Last week, we brought you word of the bodyguards of Turkish President Recep Tayyip Erdogan just stone-cold wilding on a bunch of peaceful protesters. In America. Then we brought you the pretty important update that we had been incorrect in thinking Erdogan was dining with President Donald Trump and Vice President Mike Pence when the savage beatdown that sent nine protesters to the hospital happened; in fact, Erdogan’s lavish luncheon with Trump and Pence was already over when it happened, which we knew because there was video of Erdogan personally directing the attack from the back of his Mercedes.
As a fascist does.
And now? Erdogan’s turned on his gaslights. His government in Ankara has summoned the American ambassador to lodge a formal protest for forcing Turkish goons to choke a woman until the blood vessels in her eyeball burst, and to kick an old man in the head until his teeth fell out.
Local police officials said the Turkish guards savagely attacked a peaceful protest outside the Turkish ambassador’s residence as Erdogan was visiting, in a bout of violence that was captured in detail on video. Turkish diplomats, though, criticized the local police for failing to quell an “unpermitted” and “provocative” demonstration.
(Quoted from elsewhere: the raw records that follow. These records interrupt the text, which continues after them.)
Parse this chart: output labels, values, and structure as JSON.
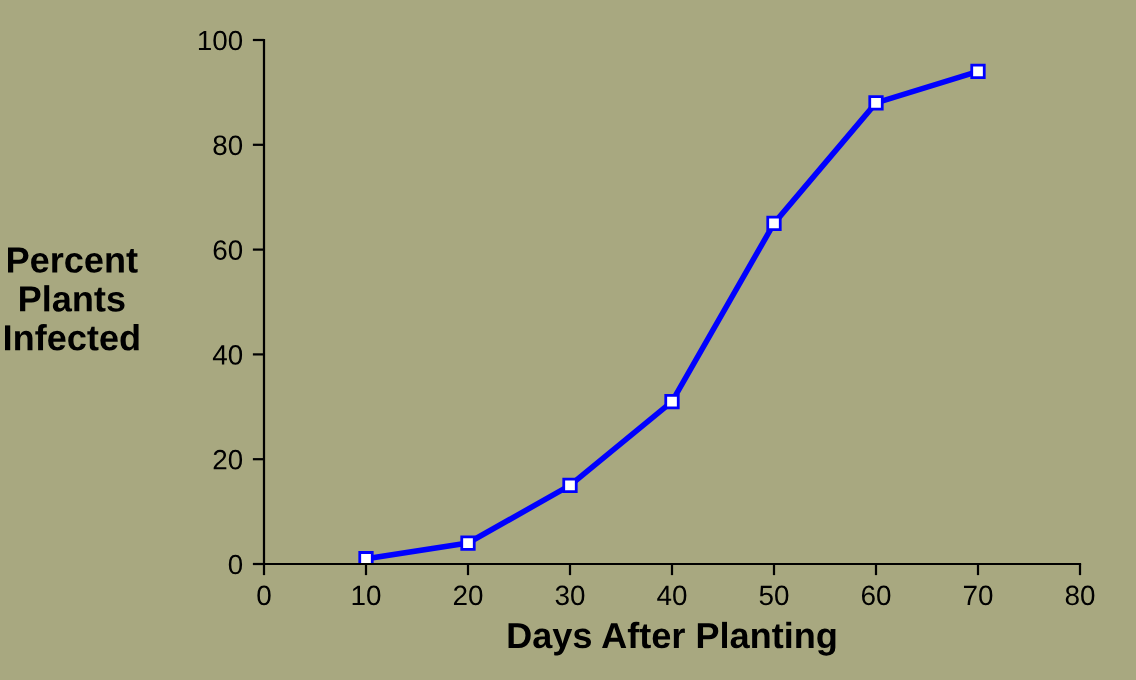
{
  "chart_data": {
    "type": "line",
    "xlabel": "Days After Planting",
    "ylabel": "Percent\nPlants\nInfected",
    "x": [
      10,
      20,
      30,
      40,
      50,
      60,
      70
    ],
    "series": [
      {
        "color": "#0000ff",
        "values": [
          1,
          4,
          15,
          31,
          65,
          88,
          94
        ]
      }
    ],
    "xlim": [
      0,
      80
    ],
    "xticks": [
      0,
      10,
      20,
      30,
      40,
      50,
      60,
      70,
      80
    ],
    "ylim": [
      0,
      100
    ],
    "yticks": [
      0,
      20,
      40,
      60,
      80,
      100
    ],
    "grid": false,
    "legend": false,
    "marker": "square",
    "line_style": "solid"
  }
}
The Turkish foreign ministry’s statement on Monday went even further, criticizing “the inability of U.S. authorities to take sufficient precautions at every stage of the official program.” And it demanded that the United States conduct a “full investigation of this diplomatic incident and provide the necessary explanation.”
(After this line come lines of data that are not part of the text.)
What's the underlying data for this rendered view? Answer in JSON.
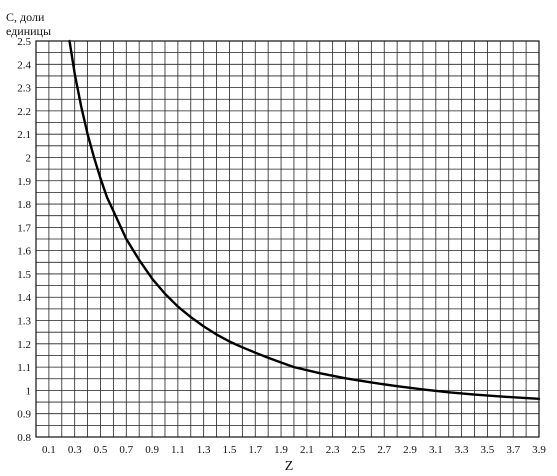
{
  "chart_data": {
    "type": "line",
    "ylabel_line1": "С, доли",
    "ylabel_line2": "единицы",
    "xlabel": "Z",
    "xlim": [
      0.0,
      3.9
    ],
    "ylim": [
      0.8,
      2.5
    ],
    "x_tick_labels": [
      "0.1",
      "0.3",
      "0.5",
      "0.7",
      "0.9",
      "1.1",
      "1.3",
      "1.5",
      "1.7",
      "1.9",
      "2.1",
      "2.3",
      "2.5",
      "2.7",
      "2.9",
      "3.1",
      "3.3",
      "3.5",
      "3.7",
      "3.9"
    ],
    "y_tick_labels": [
      "0.8",
      "0.9",
      "1",
      "1.1",
      "1.2",
      "1.3",
      "1.4",
      "1.5",
      "1.6",
      "1.7",
      "1.8",
      "1.9",
      "2",
      "2.1",
      "2.2",
      "2.3",
      "2.4",
      "2.5"
    ],
    "grid": true,
    "series": [
      {
        "x": [
          0.26,
          0.3,
          0.35,
          0.4,
          0.45,
          0.5,
          0.55,
          0.6,
          0.7,
          0.8,
          0.9,
          1.0,
          1.1,
          1.2,
          1.3,
          1.4,
          1.5,
          1.6,
          1.7,
          1.8,
          1.9,
          2.0,
          2.2,
          2.4,
          2.6,
          2.8,
          3.0,
          3.2,
          3.4,
          3.6,
          3.8,
          3.9
        ],
        "y": [
          2.5,
          2.36,
          2.22,
          2.1,
          2.0,
          1.91,
          1.83,
          1.77,
          1.65,
          1.56,
          1.48,
          1.415,
          1.36,
          1.315,
          1.275,
          1.24,
          1.21,
          1.185,
          1.162,
          1.14,
          1.12,
          1.1,
          1.074,
          1.052,
          1.034,
          1.018,
          1.004,
          0.992,
          0.982,
          0.974,
          0.967,
          0.964
        ]
      }
    ]
  }
}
Here’s all the “full investigation” you need:
1. Bodyguard leans down and gets instructions from Turkish President Erdogan.
2. Bodyguard passes on command to second man, who runs into crowd.
3. WILDING COMMENCES.
4. Erdogan leaves Mercedes, a job well done.
In the United States of America, it is still legal to assemble and shout “provocative” things. Although judging by the glimpse of dissent-free authoritarianism the Trump administration saw in Saudi Arabia — and their shining wonder at that sweet sight — we may want to make the most of the First Amendment while it’s still operative.